[time-nuts] Power lines and time

Chuck Harris cfharris at erols.com
Mon Aug 22 11:42:57 EDT 2005


John Day wrote:

>> I have never seen a power meter made by Ferranti in the US.
> 
> 
> Try Siemens or ABB then, Ferranti has been taken over if I recall.

The term is actually Ferraris, after Galileo Ferraris, the inventer of
the AC induction motor.  As far as I can tell, he had nothing to do with
watt-hour meters, as they weren't invented until 3 years after his death.

> 
> You do? Are you sure? 

Pretty sure. we have at least 1 per household,  and a whole pile for
commercial establishments, and they are salted all over the place on
traffic lights, billboards, street signs, ...  Surely no place else in the
world could be as stupid about such things as we are!

> And herein lies a serious problem for electricity suppliers. With the 
> problems of inadequate generating capacity and ever increasing demand, 
> particularly in North America, regulators are directing distributors on 
> occasions to drop nominal voltages to 100V in controlled brown-outs. 
> Induction meters then, apparently, tend to read even lower, thus 
> depriving the distributors of yet more income.

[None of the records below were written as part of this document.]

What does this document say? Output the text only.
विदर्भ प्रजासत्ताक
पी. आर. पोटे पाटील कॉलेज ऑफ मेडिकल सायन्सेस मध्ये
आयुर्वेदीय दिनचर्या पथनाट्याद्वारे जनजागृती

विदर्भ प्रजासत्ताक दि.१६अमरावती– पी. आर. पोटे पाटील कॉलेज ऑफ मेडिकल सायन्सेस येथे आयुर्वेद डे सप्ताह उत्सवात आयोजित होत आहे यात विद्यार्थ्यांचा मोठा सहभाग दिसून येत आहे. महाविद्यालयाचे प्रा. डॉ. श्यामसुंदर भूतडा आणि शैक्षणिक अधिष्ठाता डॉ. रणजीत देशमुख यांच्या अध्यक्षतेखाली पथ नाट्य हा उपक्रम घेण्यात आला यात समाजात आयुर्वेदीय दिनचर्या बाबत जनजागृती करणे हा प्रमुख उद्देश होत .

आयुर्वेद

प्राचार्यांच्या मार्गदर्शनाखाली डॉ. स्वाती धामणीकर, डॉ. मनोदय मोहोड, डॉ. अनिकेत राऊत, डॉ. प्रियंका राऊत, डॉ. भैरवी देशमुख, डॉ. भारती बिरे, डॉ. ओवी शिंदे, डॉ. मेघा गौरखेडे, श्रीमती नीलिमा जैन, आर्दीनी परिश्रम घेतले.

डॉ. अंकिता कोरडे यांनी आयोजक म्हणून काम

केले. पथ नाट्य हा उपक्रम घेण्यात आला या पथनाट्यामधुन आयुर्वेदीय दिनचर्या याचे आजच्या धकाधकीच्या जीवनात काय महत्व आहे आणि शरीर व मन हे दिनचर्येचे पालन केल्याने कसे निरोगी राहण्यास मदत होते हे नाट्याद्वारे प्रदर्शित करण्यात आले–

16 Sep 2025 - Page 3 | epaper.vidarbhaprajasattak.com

During a brownout, the power company is providing substandard power,
and should be paid accordingly!  100V brownouts blow induction motors
right and left.  An induction motor will draw whatever current is necessary
to meet its load requirements, regardless (to a point) of its supply
voltage.

> In that case the US will be playing catch up with parts of Canada, 
> Europe, most of Asia and Oceania where solid state meters, often with 
> remote reading are the norm rather than the exception - and synchronised 
> mains frequency has become a fond memory.

There are plenty of remote reading meters in the US, but they all seem to be
of the Ferraris type in their measurement transducers.